Words from a previously unknown language have been discovered on an ancient clay tablet in Turkey. Archaeologists unearthed the tablet during excavations at Bogazköy-Hattusha in north-central Turkey, which is currently a UNESCO World Heritage site.
A public research university in Germany, Julius-Maximilians Universität Würzburg, verified that the language inscribed on the tablet can be traced back to the Indo-European family.
The dig was led by Dr. Andreas Schachner, an archaeologist and professor at the German Archaeological Institute.

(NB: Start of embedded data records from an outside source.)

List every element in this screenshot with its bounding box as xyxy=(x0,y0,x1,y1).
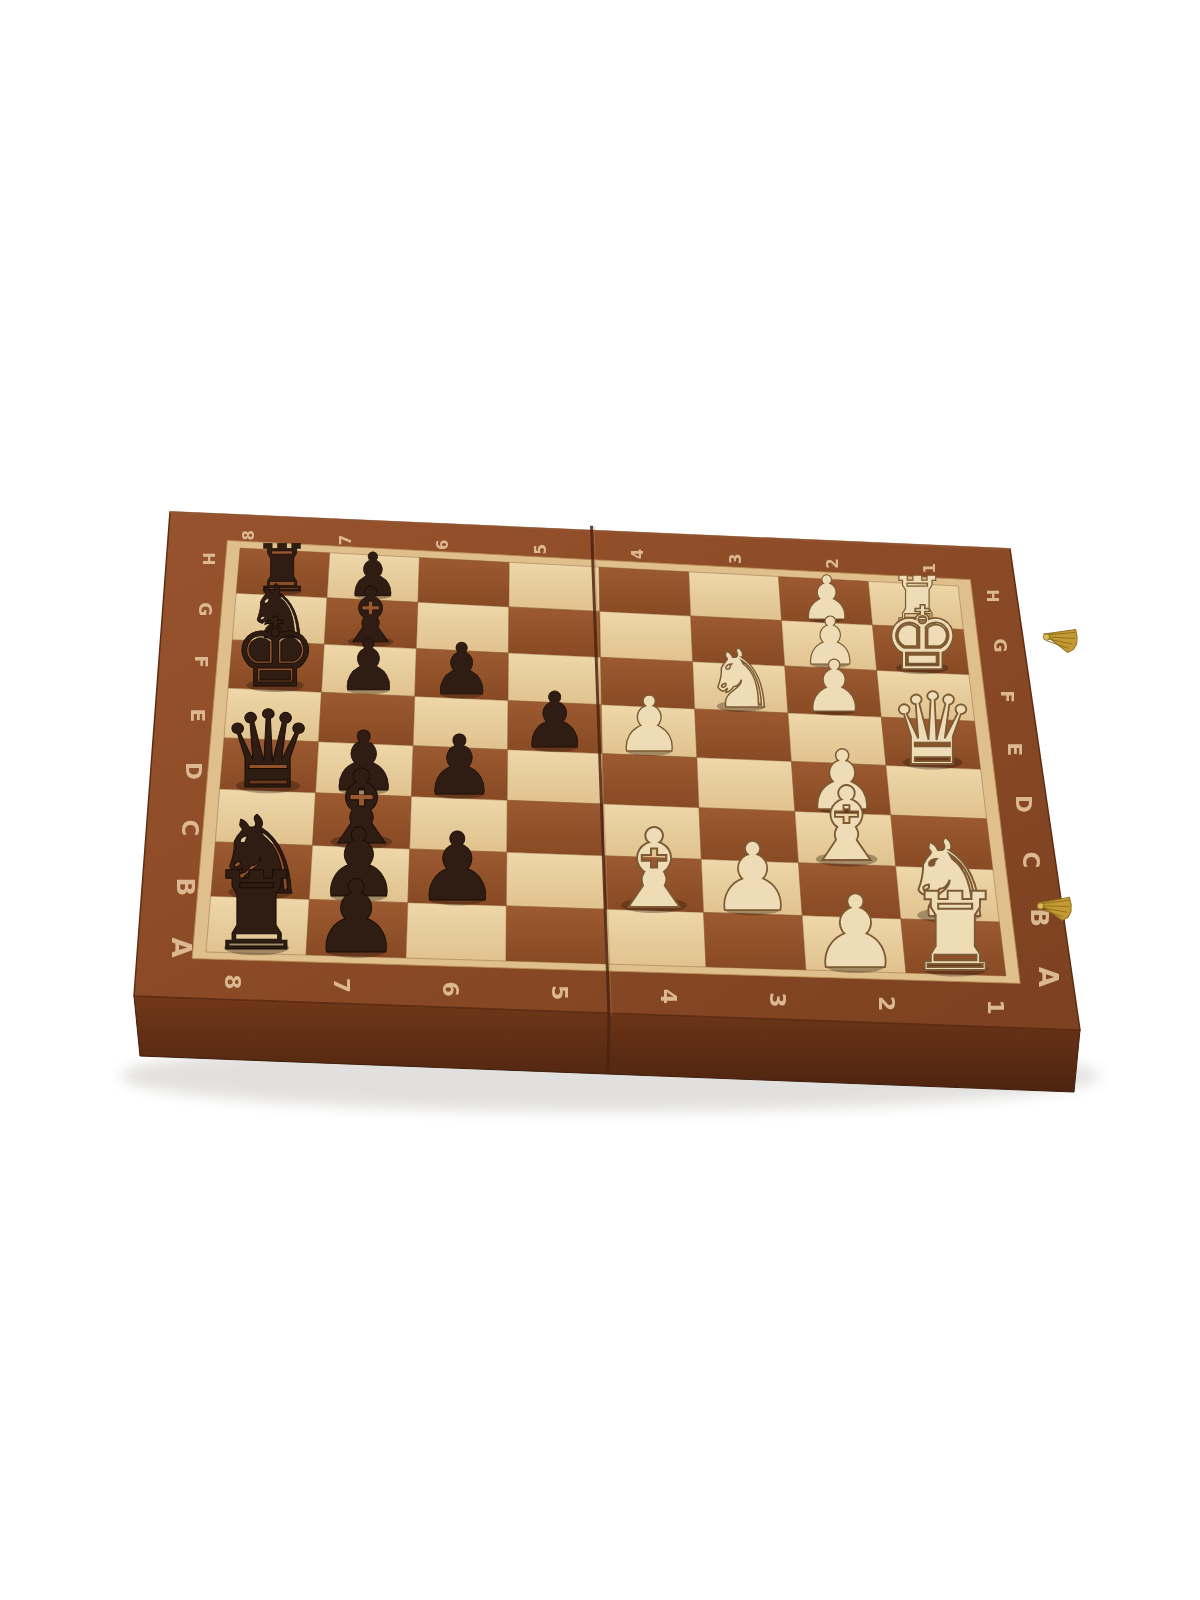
piece-white-pawn-f2[interactable]: ♟ xyxy=(802,645,866,728)
file-label-left-B: B xyxy=(171,877,200,896)
file-label-right-A: A xyxy=(1033,967,1063,988)
rank-label-near-5: 5 xyxy=(547,985,572,1000)
rank-label-near-4: 4 xyxy=(656,989,681,1004)
file-label-left-H: H xyxy=(199,552,218,565)
rank-label-near-1: 1 xyxy=(983,1000,1008,1015)
square-a5[interactable] xyxy=(506,906,606,964)
rank-label-far-5: 5 xyxy=(532,544,550,554)
piece-white-rook-a1[interactable]: ♜ xyxy=(906,869,1004,996)
file-label-right-H: H xyxy=(983,589,1002,602)
file-label-left-C: C xyxy=(177,820,203,837)
file-label-left-D: D xyxy=(181,762,206,780)
square-h3[interactable] xyxy=(689,572,782,621)
square-h4[interactable] xyxy=(599,567,691,616)
square-g5[interactable] xyxy=(509,607,601,657)
chess-board: HHGGFFEEDDCCBBAA8877665544332211 ♜♟♜♟♚♟♞… xyxy=(0,0,1200,1600)
square-b5[interactable] xyxy=(506,852,605,909)
rank-label-far-6: 6 xyxy=(434,539,452,549)
rank-label-far-4: 4 xyxy=(629,549,647,559)
piece-white-pawn-a2[interactable]: ♟ xyxy=(810,873,900,991)
piece-white-knight-f3[interactable]: ♞ xyxy=(705,632,778,726)
square-c5[interactable] xyxy=(507,800,604,856)
file-label-right-C: C xyxy=(1018,851,1044,868)
rank-label-far-3: 3 xyxy=(727,554,745,564)
piece-black-pawn-f7[interactable]: ♟ xyxy=(336,624,400,707)
brass-clasp xyxy=(1041,623,1079,654)
rank-label-near-7: 7 xyxy=(329,978,354,993)
square-h6[interactable] xyxy=(418,558,509,607)
file-label-right-G: G xyxy=(990,638,1010,652)
file-label-left-A: A xyxy=(166,937,196,958)
file-label-right-E: E xyxy=(1003,743,1026,757)
piece-black-pawn-e5[interactable]: ♟ xyxy=(521,676,590,765)
square-d3[interactable] xyxy=(697,758,795,812)
rank-label-near-6: 6 xyxy=(438,981,463,996)
piece-white-pawn-b3[interactable]: ♟ xyxy=(710,822,795,932)
file-label-right-D: D xyxy=(1011,795,1036,813)
square-h5[interactable] xyxy=(509,562,600,611)
rank-label-near-3: 3 xyxy=(765,992,790,1007)
square-g4[interactable] xyxy=(600,611,693,661)
piece-black-pawn-f6[interactable]: ♟ xyxy=(430,628,494,711)
piece-black-pawn-b6[interactable]: ♟ xyxy=(415,812,500,922)
chess-set-product-photo: HHGGFFEEDDCCBBAA8877665544332211 ♜♟♜♟♚♟♞… xyxy=(0,0,1200,1600)
file-label-left-G: G xyxy=(195,602,215,616)
piece-white-queen-e1[interactable]: ♛ xyxy=(888,671,977,788)
file-label-right-F: F xyxy=(997,690,1018,703)
rank-label-near-2: 2 xyxy=(874,996,899,1011)
piece-black-pawn-a7[interactable]: ♟ xyxy=(311,858,401,976)
rank-label-near-8: 8 xyxy=(220,974,245,989)
piece-white-bishop-c2[interactable]: ♝ xyxy=(801,765,893,884)
piece-black-rook-a8[interactable]: ♜ xyxy=(208,848,306,975)
piece-white-pawn-e4[interactable]: ♟ xyxy=(615,680,684,769)
piece-white-bishop-b4[interactable]: ♝ xyxy=(605,805,703,933)
file-label-left-F: F xyxy=(191,655,212,668)
file-label-left-E: E xyxy=(186,709,209,723)
piece-black-pawn-d6[interactable]: ♟ xyxy=(423,717,497,813)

Under the guidance of the German Archaeological Institute, excavations have been conducted at Bogazköy-Hattusha for over a hundred years.
Bogazköy-Hattusha was once the capital of the Hittite Empire, which ruled over a significant portion of what is now known as modern-day Turkey and Syria from about 1600 B.C. to 1200 B.C.

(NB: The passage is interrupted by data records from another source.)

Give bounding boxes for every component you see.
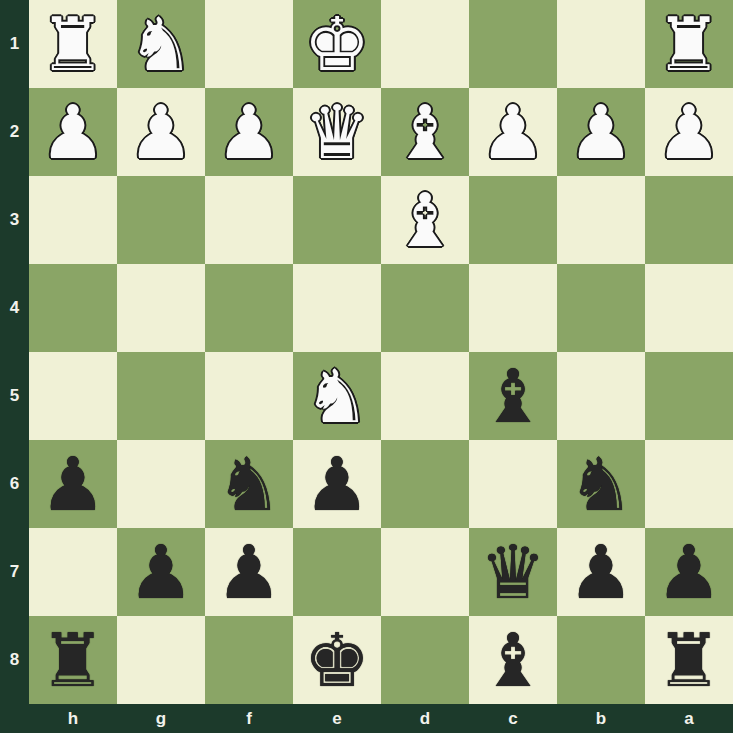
square-e7[interactable] xyxy=(293,528,381,616)
square-a4[interactable] xyxy=(645,264,733,352)
square-e5[interactable]: ♞ xyxy=(293,352,381,440)
square-h4[interactable] xyxy=(29,264,117,352)
square-b3[interactable] xyxy=(557,176,645,264)
black-rook[interactable]: ♜ xyxy=(40,616,106,704)
white-pawn[interactable]: ♟ xyxy=(40,88,106,176)
square-h1[interactable]: ♜ xyxy=(29,0,117,88)
square-a3[interactable] xyxy=(645,176,733,264)
chessboard-app: 12345678 ♜♞♚♜♟♟♟♛♝♟♟♟♝♞♝♟♞♟♞♟♟♛♟♟♜♚♝♜ hg… xyxy=(0,0,733,733)
file-label-h: h xyxy=(29,704,117,733)
black-king[interactable]: ♚ xyxy=(304,616,370,704)
file-label-d: d xyxy=(381,704,469,733)
square-f8[interactable] xyxy=(205,616,293,704)
square-c6[interactable] xyxy=(469,440,557,528)
file-label-a: a xyxy=(645,704,733,733)
square-d6[interactable] xyxy=(381,440,469,528)
black-pawn[interactable]: ♟ xyxy=(568,528,634,616)
square-b8[interactable] xyxy=(557,616,645,704)
rank-label-5: 5 xyxy=(0,352,29,440)
square-d5[interactable] xyxy=(381,352,469,440)
bottom-strip: hgfedcba xyxy=(0,704,733,733)
square-c8[interactable]: ♝ xyxy=(469,616,557,704)
square-f2[interactable]: ♟ xyxy=(205,88,293,176)
white-knight[interactable]: ♞ xyxy=(304,352,370,440)
black-pawn[interactable]: ♟ xyxy=(216,528,282,616)
black-bishop[interactable]: ♝ xyxy=(480,352,546,440)
square-d8[interactable] xyxy=(381,616,469,704)
rank-labels: 12345678 xyxy=(0,0,29,704)
black-bishop[interactable]: ♝ xyxy=(480,616,546,704)
rank-label-8: 8 xyxy=(0,616,29,704)
square-h5[interactable] xyxy=(29,352,117,440)
square-a5[interactable] xyxy=(645,352,733,440)
file-label-b: b xyxy=(557,704,645,733)
square-f7[interactable]: ♟ xyxy=(205,528,293,616)
black-knight[interactable]: ♞ xyxy=(216,440,282,528)
square-h3[interactable] xyxy=(29,176,117,264)
rank-label-4: 4 xyxy=(0,264,29,352)
rank-label-3: 3 xyxy=(0,176,29,264)
square-h6[interactable]: ♟ xyxy=(29,440,117,528)
square-f5[interactable] xyxy=(205,352,293,440)
file-label-f: f xyxy=(205,704,293,733)
square-g4[interactable] xyxy=(117,264,205,352)
rank-label-2: 2 xyxy=(0,88,29,176)
square-g7[interactable]: ♟ xyxy=(117,528,205,616)
square-d1[interactable] xyxy=(381,0,469,88)
square-e8[interactable]: ♚ xyxy=(293,616,381,704)
square-e3[interactable] xyxy=(293,176,381,264)
black-queen[interactable]: ♛ xyxy=(480,528,546,616)
square-e2[interactable]: ♛ xyxy=(293,88,381,176)
square-c7[interactable]: ♛ xyxy=(469,528,557,616)
file-labels: hgfedcba xyxy=(29,704,733,733)
white-knight[interactable]: ♞ xyxy=(128,0,194,88)
square-a2[interactable]: ♟ xyxy=(645,88,733,176)
square-b1[interactable] xyxy=(557,0,645,88)
square-b6[interactable]: ♞ xyxy=(557,440,645,528)
square-d7[interactable] xyxy=(381,528,469,616)
square-a8[interactable]: ♜ xyxy=(645,616,733,704)
square-g1[interactable]: ♞ xyxy=(117,0,205,88)
square-g6[interactable] xyxy=(117,440,205,528)
square-f3[interactable] xyxy=(205,176,293,264)
white-pawn[interactable]: ♟ xyxy=(656,88,722,176)
square-d4[interactable] xyxy=(381,264,469,352)
square-g2[interactable]: ♟ xyxy=(117,88,205,176)
square-c5[interactable]: ♝ xyxy=(469,352,557,440)
square-f6[interactable]: ♞ xyxy=(205,440,293,528)
square-a6[interactable] xyxy=(645,440,733,528)
square-c2[interactable]: ♟ xyxy=(469,88,557,176)
black-rook[interactable]: ♜ xyxy=(656,616,722,704)
black-pawn[interactable]: ♟ xyxy=(40,440,106,528)
square-f1[interactable] xyxy=(205,0,293,88)
white-pawn[interactable]: ♟ xyxy=(216,88,282,176)
black-pawn[interactable]: ♟ xyxy=(128,528,194,616)
black-pawn[interactable]: ♟ xyxy=(656,528,722,616)
square-b7[interactable]: ♟ xyxy=(557,528,645,616)
square-d3[interactable]: ♝ xyxy=(381,176,469,264)
rank-label-6: 6 xyxy=(0,440,29,528)
square-h8[interactable]: ♜ xyxy=(29,616,117,704)
square-h2[interactable]: ♟ xyxy=(29,88,117,176)
square-c3[interactable] xyxy=(469,176,557,264)
white-queen[interactable]: ♛ xyxy=(304,88,370,176)
square-d2[interactable]: ♝ xyxy=(381,88,469,176)
white-pawn[interactable]: ♟ xyxy=(480,88,546,176)
board-corner xyxy=(0,704,29,733)
square-b2[interactable]: ♟ xyxy=(557,88,645,176)
white-rook[interactable]: ♜ xyxy=(656,0,722,88)
square-a7[interactable]: ♟ xyxy=(645,528,733,616)
square-e4[interactable] xyxy=(293,264,381,352)
square-c4[interactable] xyxy=(469,264,557,352)
square-f4[interactable] xyxy=(205,264,293,352)
white-bishop[interactable]: ♝ xyxy=(392,176,458,264)
square-e6[interactable]: ♟ xyxy=(293,440,381,528)
square-g3[interactable] xyxy=(117,176,205,264)
square-g8[interactable] xyxy=(117,616,205,704)
square-e1[interactable]: ♚ xyxy=(293,0,381,88)
white-pawn[interactable]: ♟ xyxy=(568,88,634,176)
file-label-g: g xyxy=(117,704,205,733)
rank-label-1: 1 xyxy=(0,0,29,88)
white-pawn[interactable]: ♟ xyxy=(128,88,194,176)
square-h7[interactable] xyxy=(29,528,117,616)
file-label-e: e xyxy=(293,704,381,733)
white-bishop[interactable]: ♝ xyxy=(392,88,458,176)
chess-board: ♜♞♚♜♟♟♟♛♝♟♟♟♝♞♝♟♞♟♞♟♟♛♟♟♜♚♝♜ xyxy=(29,0,733,704)
square-b4[interactable] xyxy=(557,264,645,352)
white-king[interactable]: ♚ xyxy=(304,0,370,88)
white-rook[interactable]: ♜ xyxy=(40,0,106,88)
square-c1[interactable] xyxy=(469,0,557,88)
black-pawn[interactable]: ♟ xyxy=(304,440,370,528)
square-b5[interactable] xyxy=(557,352,645,440)
black-knight[interactable]: ♞ xyxy=(568,440,634,528)
file-label-c: c xyxy=(469,704,557,733)
rank-label-7: 7 xyxy=(0,528,29,616)
square-a1[interactable]: ♜ xyxy=(645,0,733,88)
square-g5[interactable] xyxy=(117,352,205,440)
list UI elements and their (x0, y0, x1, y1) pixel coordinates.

Thousands of clay tablets have been found at the site, revealing valuable information on what life was like during the Hittite period.
The inscriptions on the tablets are written in cuneiform, which is considered to be the oldest writing system known to date. The script was created more than 5,000 years ago by the ancient Sumerians in Mesopotamia.
The majority of the tablets contain etchings in the Hittite language, now extinct. The Hittite language is believed to be the oldest tongue in the Indo-European family. Some other languages found on the tablets include Luwian and Palaic.
However, the tablet that was discovered in the most recent excavations was written in a language that experts had never seen before.
The words in the lost language were also written in cuneiform and were from a religious ritual. They were accompanied by an introduction in Hittite, explaining that it was a ritual text.